1. “It” by Stephen King
Seriously, is anyone surprised I’d put Stephen King on this list? I could probably list many of his books, but “IT” genuinely scared me while at the same time leaving me not terrified of clowns for life. (I’m serious – I do not find clowns horrifying. I actually like creepy carnival environments or carnipunk themed stories. It’s the theme to one of the manuscripts I’ve been working on the past year. Living animatronics- a la Five Nights at Freddy’s, though? That…does terrify me to a certain extent, but depends on how it’s done.) I’m due for a re-read of this book (and basically many of SK’s early works), because many of them I haven’t read since my teens/early 20s.
2. I Am Not a Serial Killer by Dan Wells
Basically, I could put the whole John Cleaver series on this list, but there’s something about “I Am Not a Serial Killer” that left its mark on me. There are genuinely terrifying moments in this YA crossover series, and some of it is a battle of internal and external demons (some literal, some not). I enjoyed it because John’s voice appealed to me with dark, candid humor, blended with harrowing moments the serial killer struck (and yeah, I knew its genre leaning from the get go).
3. Something Wicked This Way Comes by Ray Bradbury
I thoroughly enjoyed “Something Wicked This Way Comes” – it’s part horror, part coming of age, and the writing – to me – was beautifully poetic while having some genuinely creepy tones to it throughout the narrative. I also probably loved this one given my love for creepy carnival environments (see explanation above for “IT”). The movie adaptation I thought was very well done for this.
4. Pinocchio, Vampire Slayer by Van Jensen and Dusty Higgins
I honestly did not even know this book was a thing until I browsed the first volume of this comic at my local library, then got a galley for the entire series from NetGalley (which I’ve yet to review). But OMG, this was dark. And funny. Pinocchio breaking off his nose to use as an attack stake to kill vampires? The concept of it was brilliant, and kudos for the creativity in the backstory. This was a mashup of a classic story with a horror theme that worked rather well, and I’m glad I read it.
5. Batman – Red Rain
While on the subject of comics, I remember Batman – Red Rain rather vividly. The Batman franchise has had a number of holiday themed comics that stood out to me (I think I remember the one called “Haunted Knight” that I liked as well.) But this was the first where I looked at the story drawn between Batman and Dracula and went “Well…darn. That’s a good parallel.” It had some dated elements to it, but I was drawn into the story and I’ll admit it didn’t let me go even in this first part of a respective series.
6. “Unwind” by Neal Shusterman
So I know that this is a YA dystopian series, but it counts as horror. Namely because once you read the process of what “unwinding” is like…it’s horrifying. I loved this book so much. Shusterman just does description so well.
7. Anna Dressed in Blood by Kendare Blake
I found the first book in this series to be the best and the most successful in creating its creepy and distinctive characters, and it’s one of my favorites in terms of establishing a narrative ghost story as well. It was fun in moments too.
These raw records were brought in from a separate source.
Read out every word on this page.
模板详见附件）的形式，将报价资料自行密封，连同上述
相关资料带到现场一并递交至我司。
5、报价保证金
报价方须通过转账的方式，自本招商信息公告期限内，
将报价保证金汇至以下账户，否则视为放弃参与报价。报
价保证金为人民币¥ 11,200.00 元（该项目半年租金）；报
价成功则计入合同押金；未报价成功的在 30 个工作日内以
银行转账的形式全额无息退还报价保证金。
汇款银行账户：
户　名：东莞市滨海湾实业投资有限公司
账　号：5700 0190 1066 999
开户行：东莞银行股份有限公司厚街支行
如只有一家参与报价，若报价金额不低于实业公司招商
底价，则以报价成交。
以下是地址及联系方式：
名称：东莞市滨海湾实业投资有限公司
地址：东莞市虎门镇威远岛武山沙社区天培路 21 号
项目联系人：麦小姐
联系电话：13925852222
8. Frenzy by Robert Lettrick
“Frenzy” was middle grade horror done right, especially in the vein of rabid animals attacking and killing off the cast of characters in the midst of a camp site. I didn’t expect to be so emotionally drawn into it. It was one of those narratives where I’m like “NOOOOOO, PLEASE DON’T DIE! DON’T SAY HE’S/SHE’S DEAD!” Yeah. It was like that.
9. The Birds by Daphne DuMaurier
This story is the reason why I look up to the sky and hope a flock of birds do not come swooping down to peck me to death. I’m not especially terrified of birds, but I mean, the narrative gives one second thoughts.
10. Feed by Mira Grant
Because bloggers saving the world from zombies equals…a whole lot of chaos and political turmoil. The Newsflesh series had many harrowing moments, and the ending of this really got to me on an emotional level (though arguably, with events of the series, one could say it’s not the whole story, but it still packed a punch for me).